We are talking about re-running a failed test many days after the original, right? I think that ANY re-run should branch off into a new test group row with its actual timestamp. Keeping the original timestamp in a re-run test is simply not factually correct afterall, no?

hellais commented 5 years ago

Note in my proposal this should happen only for re-running of tests when the network has changed (which as mentioned is an edge case).

In all other cases it would end up inside of the same result set.

The reason for this is that in the use case I believe we want to be encouraging users to follow, is that of a single failing test and the user wants to retry a failing test on the same network they are on (which was probably a transient network failure).

If we put all failing re-run tests inside of their own result set, there is the concern of it cluttering the result listing with a bunch of single entry results.

elioqoshi commented 5 years ago

That would not solve the timestamp problem then though. Don't you think it's problematic having a re-run test done successfully today inside a test group row of a test from 3 weeks ago with a timestamp of 3 weeks ago?
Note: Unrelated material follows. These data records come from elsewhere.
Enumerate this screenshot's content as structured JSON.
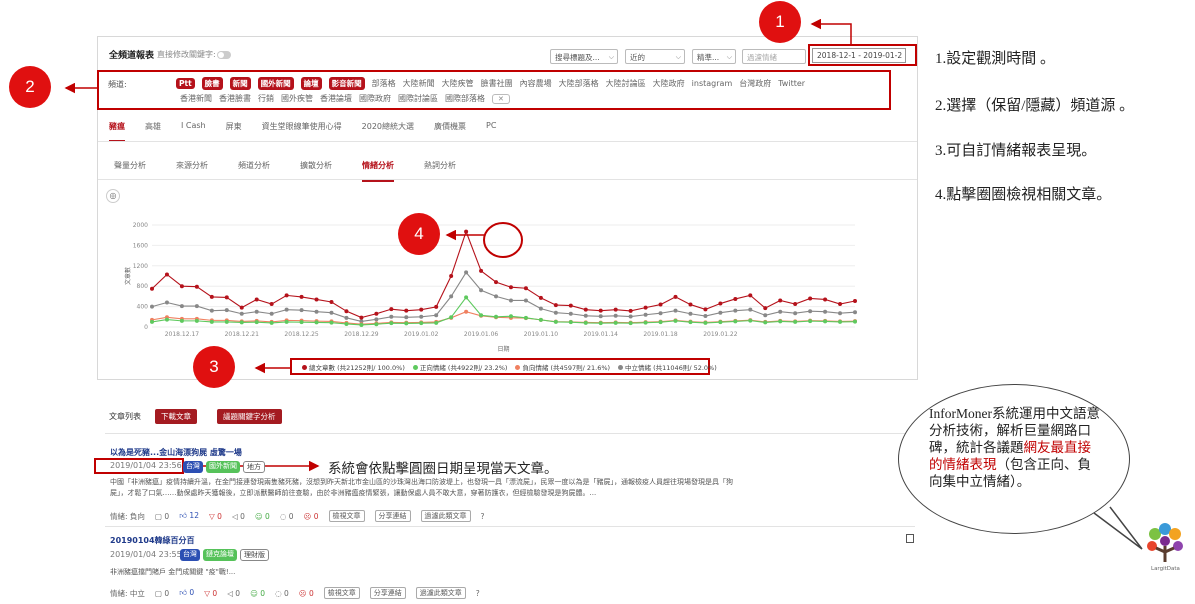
{
  "report": {
    "title": "全頻道報表",
    "sub": "直接修改關鍵字:",
    "selects": [
      "搜尋標題及...",
      "近的",
      "精準...",
      "過濾情緒"
    ],
    "date": "2018-12-1 - 2019-01-2",
    "channel_label": "頻道:",
    "channels_selected": [
      "Ptt",
      "臉書",
      "新聞",
      "國外新聞",
      "論壇",
      "影音新聞"
    ],
    "channels_row1": [
      "部落格",
      "大陸新聞",
      "大陸疾管",
      "臉書社團",
      "內容農場",
      "大陸部落格",
      "大陸討論區",
      "大陸政府",
      "instagram",
      "台灣政府",
      "Twitter"
    ],
    "channels_row2": [
      "香港新聞",
      "香港臉書",
      "行銷",
      "國外疾管",
      "香港論壇",
      "國際政府",
      "國際討論區",
      "國際部落格"
    ],
    "clear": "✕",
    "topic_tabs": [
      "豬瘟",
      "高雄",
      "I Cash",
      "屏東",
      "資生堂眼線筆使用心得",
      "2020總統大選",
      "廣價機票",
      "PC"
    ],
    "analysis_tabs": [
      "聲量分析",
      "來源分析",
      "頻道分析",
      "擴散分析",
      "情緒分析",
      "熱詞分析"
    ],
    "camera": "◎"
  },
  "chart_data": {
    "type": "line",
    "xlabel": "日期",
    "ylabel": "文章數",
    "ylim": [
      0,
      2000
    ],
    "yticks": [
      "0",
      "400",
      "800",
      "1200",
      "1600",
      "2000"
    ],
    "xticks": [
      "2018.12.17",
      "2018.12.21",
      "2018.12.25",
      "2018.12.29",
      "2019.01.02",
      "2019.01.06",
      "2019.01.10",
      "2019.01.14",
      "2019.01.18",
      "2019.01.22"
    ],
    "series": [
      {
        "name": "總文章數 (共21252則/ 100.0%)",
        "color": "#b5121b",
        "values": [
          750,
          1030,
          800,
          790,
          590,
          580,
          380,
          540,
          450,
          620,
          590,
          540,
          490,
          310,
          185,
          260,
          350,
          320,
          340,
          395,
          1000,
          1870,
          1100,
          880,
          780,
          760,
          570,
          430,
          420,
          340,
          320,
          340,
          315,
          380,
          440,
          590,
          440,
          345,
          460,
          550,
          620,
          370,
          520,
          450,
          560,
          540,
          450,
          510
        ]
      },
      {
        "name": "正向情緒 (共4922則/ 23.2%)",
        "color": "#5ec95e",
        "values": [
          100,
          145,
          120,
          120,
          100,
          100,
          90,
          95,
          80,
          100,
          95,
          90,
          85,
          60,
          40,
          55,
          75,
          70,
          75,
          80,
          190,
          580,
          230,
          200,
          210,
          180,
          140,
          100,
          95,
          80,
          75,
          80,
          75,
          85,
          95,
          120,
          95,
          80,
          95,
          110,
          125,
          90,
          110,
          100,
          115,
          110,
          100,
          105
        ]
      },
      {
        "name": "負向情緒 (共4597則/ 21.6%)",
        "color": "#f08060",
        "values": [
          140,
          190,
          160,
          160,
          130,
          130,
          110,
          120,
          100,
          130,
          125,
          115,
          110,
          80,
          55,
          70,
          90,
          85,
          90,
          100,
          180,
          300,
          220,
          190,
          180,
          175,
          140,
          105,
          100,
          90,
          85,
          90,
          85,
          95,
          105,
          130,
          105,
          90,
          105,
          120,
          135,
          100,
          120,
          110,
          125,
          120,
          110,
          115
        ]
      },
      {
        "name": "中立情緒 (共11046則/ 52.0%)",
        "color": "#888888",
        "values": [
          400,
          480,
          410,
          410,
          320,
          330,
          260,
          300,
          260,
          340,
          330,
          300,
          280,
          180,
          110,
          150,
          200,
          190,
          200,
          230,
          600,
          1070,
          720,
          600,
          520,
          520,
          360,
          280,
          260,
          220,
          210,
          220,
          205,
          240,
          270,
          320,
          260,
          215,
          280,
          320,
          340,
          230,
          300,
          270,
          310,
          300,
          270,
          290
        ]
      }
    ]
  },
  "articles": {
    "list_label": "文章列表",
    "download_btn": "下載文章",
    "topic_btn": "議題關鍵字分析",
    "items": [
      {
        "title": "以為是死豬...金山海漂狗屍 虛驚一場",
        "date": "2019/01/04 23:56",
        "tags": [
          "台灣",
          "國外新聞",
          "地方"
        ],
        "body1": "中國「非洲豬瘟」疫情持續升溫，在金門接連發現兩隻豬死豬，沒想到昨天新北市金山區的沙珠灣出海口防波堤上，也發現一具「漂流屍」，民眾一度以為是「豬屍」，通報檢疫人員趕往現場發現是具「狗",
        "body2": "屍」，才鬆了口氣……動保處昨天獲報後，立即派獸醫師前往查驗，由於非洲豬瘟疫情緊張，讓動保處人員不敢大意，穿著防護衣，但經檢驗發現是狗屍體。...",
        "stats": {
          "emotion": "情緒: 負向",
          "reply": "0",
          "like": "12",
          "dislike": "0",
          "share": "0",
          "pos": "0",
          "neu": "0",
          "neg": "0"
        },
        "buttons": [
          "檢視文章",
          "分享連結",
          "過濾此類文章"
        ]
      },
      {
        "title": "20190104韓綠百分百",
        "date": "2019/01/04 23:55",
        "tags": [
          "台灣",
          "鏈克論壇",
          "理財版"
        ],
        "body1": "非洲豬瘟擋門賭戶 金門成關鍵 \"疫\"戰!...",
        "stats": {
          "emotion": "情緒: 中立",
          "reply": "0",
          "like": "0",
          "dislike": "0",
          "share": "0",
          "pos": "0",
          "neu": "0",
          "neg": "0"
        },
        "buttons": [
          "檢視文章",
          "分享連結",
          "過濾此類文章"
        ]
      }
    ]
  },
  "annotations": {
    "n1": "1",
    "n2": "2",
    "n3": "3",
    "n4": "4",
    "note1": "1.設定觀測時間 。",
    "note2": "2.選擇（保留/隱藏）頻道源 。",
    "note3": "3.可自訂情緒報表呈現。",
    "note4": "4.點擊圈圈檢視相關文章。",
    "date_note": "系統會依點擊圓圈日期呈現當天文章。",
    "bubble_a": "InforMoner系統運用中文語意分析技術，解析巨量網路口碑，統計各議題",
    "bubble_b": "網友最直接的情緒表現",
    "bubble_c": "（包含正向、負向集中立情緒）。",
    "logo_text": "LargitData"
  }
}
hellais commented 5 years ago

Don't you think it's problematic having a re-run test done successfully today inside a test group row of a test from 3 weeks ago with a timestamp of 3 weeks ago

I don't think it's as bad as having all re-run tests end up in a new result set.

A result set has the timestamp of when the result set was first created, while the timestamps in measurements themselves would be consistent with the time at which they were run.
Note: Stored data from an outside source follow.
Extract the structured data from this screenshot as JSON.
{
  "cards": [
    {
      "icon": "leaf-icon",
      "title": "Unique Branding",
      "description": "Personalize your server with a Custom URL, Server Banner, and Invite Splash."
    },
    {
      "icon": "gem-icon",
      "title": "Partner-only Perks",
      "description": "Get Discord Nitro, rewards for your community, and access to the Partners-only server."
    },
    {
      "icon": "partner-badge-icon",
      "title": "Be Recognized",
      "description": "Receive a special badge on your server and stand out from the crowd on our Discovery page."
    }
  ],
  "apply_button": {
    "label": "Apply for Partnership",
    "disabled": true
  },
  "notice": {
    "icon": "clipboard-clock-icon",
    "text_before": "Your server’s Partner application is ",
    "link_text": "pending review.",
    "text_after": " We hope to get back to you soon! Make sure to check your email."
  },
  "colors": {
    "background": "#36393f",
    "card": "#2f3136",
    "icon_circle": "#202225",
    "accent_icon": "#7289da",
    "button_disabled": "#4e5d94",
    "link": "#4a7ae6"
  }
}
If a user wants to run a particular test at such a later point in time, why would they do it via the re-run function of a failed test and not by initiating a new test?

I believe this is also an edge case, which is handled adequately by the current model.
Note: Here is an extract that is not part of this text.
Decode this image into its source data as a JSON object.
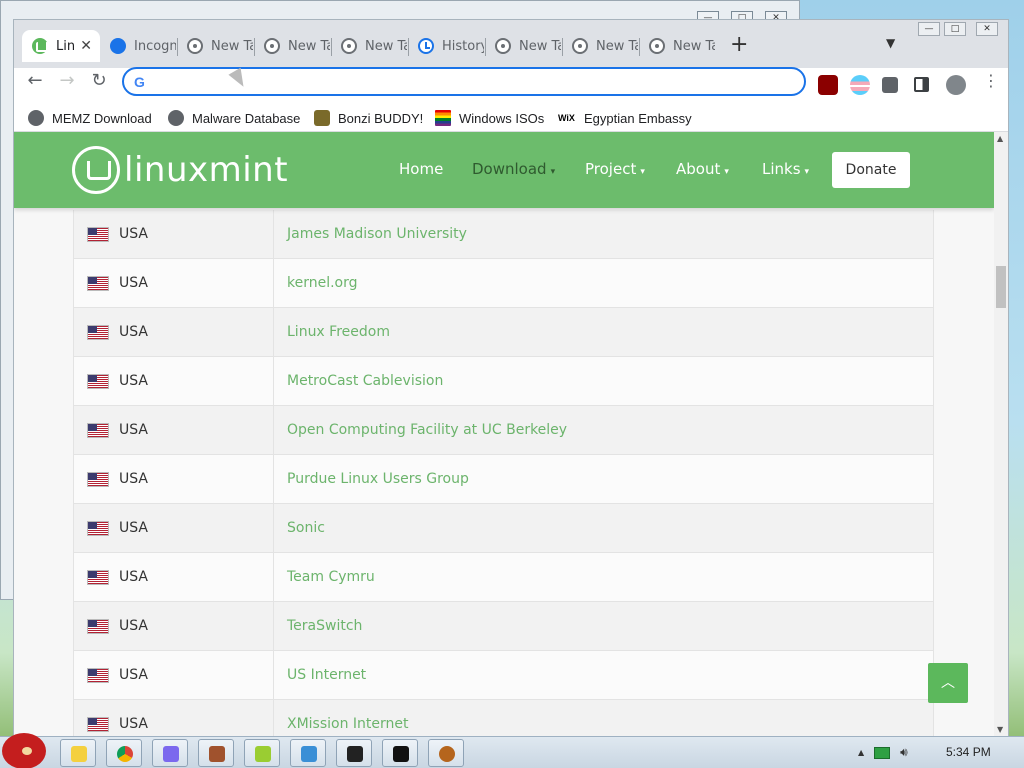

lorenzoPrimi commented 5 years ago
  1. If they re run it inside of a different network it ends up inside of a new test result

So it's my solution number 1, right?

I'm a fan of this approach. Would the old failed test row in the summary be deleted if it's re-run test has been successful?

Nothing gets deleted, only it's set rerun = 1 so invisible to users

elioqoshi commented 5 years ago

I don't think it's as bad as having all re-run tests end up in a new result set.

I suppose you are referring to Web Connectivity tests as these do have the most results. For that, I agree. For all other 3 Test Classes though, it makes sense to create a new result set. It would be not a wise decision to deal with these 2 cases differently though.

A result set has the timestamp of when the result set was first created, while the timestamps in measurements themselves would be consistent with the time at which they were run.

What we could do is maybe change the Time & Date label to something like: First Run when this edge case = true ? I understand where you are coming from though.